Антонио Муньос Молина - Польский всадник
Такси повернуло за угол Дома с башнями, и через заднее окно я увидел бабушку Леонор и деда Мануэля, опиравшихся друг на друга, и своих состарившихся родителей. Они неподвижно стояли перед дверью, будто позируя для трагической фотографии – на другом берегу времени, завершившегося для меня много лет назад и снова мной покидаемого.
В больнице бабушка несколько раз спрашивала обо мне, и моя мать сказала, что меня известили и я скоро приеду в Махину, но она не поверила в это. Ни один человек – даже самый лживый и хитрый – не мог обмануть бабушку Леонор. Она никогда не верила ни одному из напыщенных слов, так нравившихся деду Мануэлю, и не обращала внимания на сплетни, передаваемые друг другу женщинами в общественных мойках или очередях к источнику. Она каждый день вспоминала молчаливую доброту своего отца, сына, умершего в десятимесячном возрасте от лихорадки, дождливую ночь, когда она бегала среди выстраивавшихся перед стенами тюрьмы рычащих грузовиков с заключенными, ища моего деда Мануэля. Вспоминает она и другую ночь, первую ночь войны, когда они стояли на площади Генерала Ордуньи, глядя на проезжавшие грузовики с солдатами, направлявшиеся к муниципалитету, и моя мать, которой было в то время шесть лет, затерялась в толпе. Бабушка Леонор использовала свой ум и иронию, как секретное оружие, защищавшее ее от несправедливости и обмана, ей было достаточно посмотреть мне в глаза, чтобы узнать, правду ли я говорил, и угадать мои мысли. Даже сейчас, когда я говорю неправду, мне кажется, будто я слышу ее голос, повторяющий, что обманщика легче узнать, чем хромого. Она оставляла свое негодование и сентиментальную доверчивость для радиороманов, а потом – для южноамериканских сериалов. Злодеи выводили ее из себя – особенно злодеи с усами, родинкой или приглаженными назад волосами. «Ты только посмотри на него, – говорила бабушка, – ему будто корова языком волосы прилизала».

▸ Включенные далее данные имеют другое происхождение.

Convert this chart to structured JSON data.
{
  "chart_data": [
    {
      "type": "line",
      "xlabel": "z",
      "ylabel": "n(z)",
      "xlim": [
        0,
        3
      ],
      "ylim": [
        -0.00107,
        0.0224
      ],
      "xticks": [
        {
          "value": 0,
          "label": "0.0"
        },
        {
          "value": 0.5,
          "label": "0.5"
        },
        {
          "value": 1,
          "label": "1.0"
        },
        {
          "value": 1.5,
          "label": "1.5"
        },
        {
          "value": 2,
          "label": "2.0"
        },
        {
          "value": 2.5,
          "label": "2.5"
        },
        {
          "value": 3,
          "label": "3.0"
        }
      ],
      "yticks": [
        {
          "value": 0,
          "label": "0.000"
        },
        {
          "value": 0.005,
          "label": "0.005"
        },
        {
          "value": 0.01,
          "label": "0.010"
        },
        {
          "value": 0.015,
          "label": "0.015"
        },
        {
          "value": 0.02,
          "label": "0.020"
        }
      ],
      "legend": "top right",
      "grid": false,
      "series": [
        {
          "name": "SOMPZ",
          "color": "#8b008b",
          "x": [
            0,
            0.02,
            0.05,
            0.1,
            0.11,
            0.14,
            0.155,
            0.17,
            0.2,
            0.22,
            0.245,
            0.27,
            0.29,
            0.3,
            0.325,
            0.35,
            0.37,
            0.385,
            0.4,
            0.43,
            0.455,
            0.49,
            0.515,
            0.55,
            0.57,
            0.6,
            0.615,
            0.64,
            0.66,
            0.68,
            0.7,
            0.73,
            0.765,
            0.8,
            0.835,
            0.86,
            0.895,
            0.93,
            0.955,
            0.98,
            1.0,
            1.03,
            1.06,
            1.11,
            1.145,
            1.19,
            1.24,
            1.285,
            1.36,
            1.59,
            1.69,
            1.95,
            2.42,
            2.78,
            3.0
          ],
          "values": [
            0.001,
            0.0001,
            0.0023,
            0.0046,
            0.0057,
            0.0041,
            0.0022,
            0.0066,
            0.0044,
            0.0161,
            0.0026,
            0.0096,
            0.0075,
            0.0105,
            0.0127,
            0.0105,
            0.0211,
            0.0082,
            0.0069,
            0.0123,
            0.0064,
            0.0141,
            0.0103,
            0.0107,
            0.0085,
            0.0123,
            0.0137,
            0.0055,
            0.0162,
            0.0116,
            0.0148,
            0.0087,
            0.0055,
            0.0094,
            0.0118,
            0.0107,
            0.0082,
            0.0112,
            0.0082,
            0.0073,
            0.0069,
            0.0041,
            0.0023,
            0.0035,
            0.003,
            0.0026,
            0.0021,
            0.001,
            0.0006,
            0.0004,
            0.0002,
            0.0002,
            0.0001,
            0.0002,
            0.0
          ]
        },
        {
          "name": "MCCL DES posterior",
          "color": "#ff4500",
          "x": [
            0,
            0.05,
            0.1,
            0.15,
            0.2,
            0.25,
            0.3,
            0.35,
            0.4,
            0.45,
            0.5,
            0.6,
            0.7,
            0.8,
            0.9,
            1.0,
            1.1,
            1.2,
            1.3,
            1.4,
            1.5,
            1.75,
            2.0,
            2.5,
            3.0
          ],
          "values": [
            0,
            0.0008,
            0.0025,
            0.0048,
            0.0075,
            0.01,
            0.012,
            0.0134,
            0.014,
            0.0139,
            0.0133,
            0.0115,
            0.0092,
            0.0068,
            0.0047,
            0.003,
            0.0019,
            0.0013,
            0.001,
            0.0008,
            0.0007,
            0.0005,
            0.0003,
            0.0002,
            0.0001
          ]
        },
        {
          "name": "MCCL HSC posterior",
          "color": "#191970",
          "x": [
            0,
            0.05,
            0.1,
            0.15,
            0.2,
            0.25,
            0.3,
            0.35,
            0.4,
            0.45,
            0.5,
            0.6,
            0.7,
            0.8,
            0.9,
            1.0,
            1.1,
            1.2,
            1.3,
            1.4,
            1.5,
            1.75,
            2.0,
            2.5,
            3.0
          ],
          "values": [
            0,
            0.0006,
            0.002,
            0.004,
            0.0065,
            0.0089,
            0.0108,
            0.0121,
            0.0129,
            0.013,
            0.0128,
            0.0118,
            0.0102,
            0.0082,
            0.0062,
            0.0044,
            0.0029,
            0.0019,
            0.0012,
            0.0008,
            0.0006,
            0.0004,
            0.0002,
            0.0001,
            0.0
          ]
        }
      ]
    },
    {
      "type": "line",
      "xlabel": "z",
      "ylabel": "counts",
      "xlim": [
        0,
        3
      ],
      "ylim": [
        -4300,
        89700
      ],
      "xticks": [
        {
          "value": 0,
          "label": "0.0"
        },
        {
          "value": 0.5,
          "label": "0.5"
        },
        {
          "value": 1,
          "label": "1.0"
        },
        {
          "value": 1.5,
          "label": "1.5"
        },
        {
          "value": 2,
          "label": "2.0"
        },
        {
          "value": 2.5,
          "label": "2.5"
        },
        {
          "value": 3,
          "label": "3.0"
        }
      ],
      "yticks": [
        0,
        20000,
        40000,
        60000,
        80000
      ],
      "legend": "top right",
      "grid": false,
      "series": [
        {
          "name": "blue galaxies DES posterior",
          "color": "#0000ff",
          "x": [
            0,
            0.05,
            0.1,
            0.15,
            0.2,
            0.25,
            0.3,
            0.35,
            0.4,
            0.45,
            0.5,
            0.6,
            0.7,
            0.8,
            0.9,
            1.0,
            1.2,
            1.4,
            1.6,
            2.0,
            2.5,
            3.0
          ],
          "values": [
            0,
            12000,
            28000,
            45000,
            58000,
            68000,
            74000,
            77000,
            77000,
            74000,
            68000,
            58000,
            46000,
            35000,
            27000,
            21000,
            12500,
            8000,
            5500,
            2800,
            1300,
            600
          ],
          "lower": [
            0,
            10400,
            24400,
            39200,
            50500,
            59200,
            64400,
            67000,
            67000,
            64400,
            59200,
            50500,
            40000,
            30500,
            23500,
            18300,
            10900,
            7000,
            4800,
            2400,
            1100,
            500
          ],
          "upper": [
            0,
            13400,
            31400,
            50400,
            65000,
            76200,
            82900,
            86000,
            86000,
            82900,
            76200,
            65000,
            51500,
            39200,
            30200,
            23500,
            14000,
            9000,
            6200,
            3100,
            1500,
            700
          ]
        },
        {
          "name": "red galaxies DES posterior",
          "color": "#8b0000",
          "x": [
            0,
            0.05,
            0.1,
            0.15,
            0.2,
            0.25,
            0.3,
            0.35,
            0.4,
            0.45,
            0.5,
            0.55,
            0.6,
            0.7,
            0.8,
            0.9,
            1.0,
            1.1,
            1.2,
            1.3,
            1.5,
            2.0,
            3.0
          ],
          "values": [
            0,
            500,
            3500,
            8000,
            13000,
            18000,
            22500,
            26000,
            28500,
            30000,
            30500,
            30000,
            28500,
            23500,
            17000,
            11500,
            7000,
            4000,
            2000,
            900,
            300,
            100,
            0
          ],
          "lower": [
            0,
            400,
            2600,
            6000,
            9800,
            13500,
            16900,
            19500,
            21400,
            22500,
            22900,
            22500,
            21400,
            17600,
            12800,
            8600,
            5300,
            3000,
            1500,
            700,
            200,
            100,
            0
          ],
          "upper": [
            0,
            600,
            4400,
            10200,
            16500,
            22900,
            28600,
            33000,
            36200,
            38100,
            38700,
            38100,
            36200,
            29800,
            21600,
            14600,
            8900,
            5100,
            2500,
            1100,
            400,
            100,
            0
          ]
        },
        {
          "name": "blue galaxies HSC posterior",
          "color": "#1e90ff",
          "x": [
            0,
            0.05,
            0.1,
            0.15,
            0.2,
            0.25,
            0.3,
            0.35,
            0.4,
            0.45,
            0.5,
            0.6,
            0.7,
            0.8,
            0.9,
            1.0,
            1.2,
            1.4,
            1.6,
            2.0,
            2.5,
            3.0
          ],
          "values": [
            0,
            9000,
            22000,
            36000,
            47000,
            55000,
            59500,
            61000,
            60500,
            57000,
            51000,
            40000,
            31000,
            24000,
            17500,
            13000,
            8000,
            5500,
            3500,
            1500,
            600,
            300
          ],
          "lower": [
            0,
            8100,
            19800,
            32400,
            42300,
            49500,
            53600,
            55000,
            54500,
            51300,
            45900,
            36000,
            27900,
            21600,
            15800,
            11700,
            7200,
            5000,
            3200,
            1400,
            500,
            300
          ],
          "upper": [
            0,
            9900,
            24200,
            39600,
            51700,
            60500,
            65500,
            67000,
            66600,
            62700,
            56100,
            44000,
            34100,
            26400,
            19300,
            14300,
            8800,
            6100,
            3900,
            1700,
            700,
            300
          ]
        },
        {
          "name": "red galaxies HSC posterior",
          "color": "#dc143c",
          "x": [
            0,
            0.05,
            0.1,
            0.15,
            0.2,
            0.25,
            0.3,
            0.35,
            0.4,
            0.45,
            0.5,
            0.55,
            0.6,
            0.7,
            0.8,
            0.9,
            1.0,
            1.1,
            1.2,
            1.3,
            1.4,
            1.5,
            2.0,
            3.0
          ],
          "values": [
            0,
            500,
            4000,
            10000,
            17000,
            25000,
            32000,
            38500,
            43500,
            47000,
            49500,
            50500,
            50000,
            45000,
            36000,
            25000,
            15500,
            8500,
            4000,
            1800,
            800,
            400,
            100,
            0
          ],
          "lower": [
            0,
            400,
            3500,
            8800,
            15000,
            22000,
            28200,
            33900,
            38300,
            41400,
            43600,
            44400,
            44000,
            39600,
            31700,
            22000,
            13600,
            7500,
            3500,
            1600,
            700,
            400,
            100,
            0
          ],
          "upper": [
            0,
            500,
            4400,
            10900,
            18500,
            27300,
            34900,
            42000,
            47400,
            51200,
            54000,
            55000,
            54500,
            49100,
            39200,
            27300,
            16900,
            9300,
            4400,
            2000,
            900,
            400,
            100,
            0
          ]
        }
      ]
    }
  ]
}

Она нервно ерзала на диване, слыша голоса, но почти не различая лиц, приходила в ярость, называла их подлецами и предателями, и моей матери с трудом удавалось успокоить ее, убеждая, что все это неправда, что бедная невинная девушка на самом деле не беременна, что кассир, несправедливо обвиненный в растрате, не попадет в тюрьму, а кровь убитых ненастоящая. Однако бабушку невозможно было убедить, и она, никогда не доверявшая очевидным фактам действительности, не могла понять, что показываемое по телевизору было то ложью, то правдой. Она придумывала живописные и меткие сравнения: у этого – глаза как бобовые цветки, или лицо белого мула, или рот, разинутый, как старая дверь, и огромный, словно прореха в одеяле. Сердясь на меня, она в насмешку говорила: «Не напускай на себя такой вид, а то тебя хоть веревкой привязывай».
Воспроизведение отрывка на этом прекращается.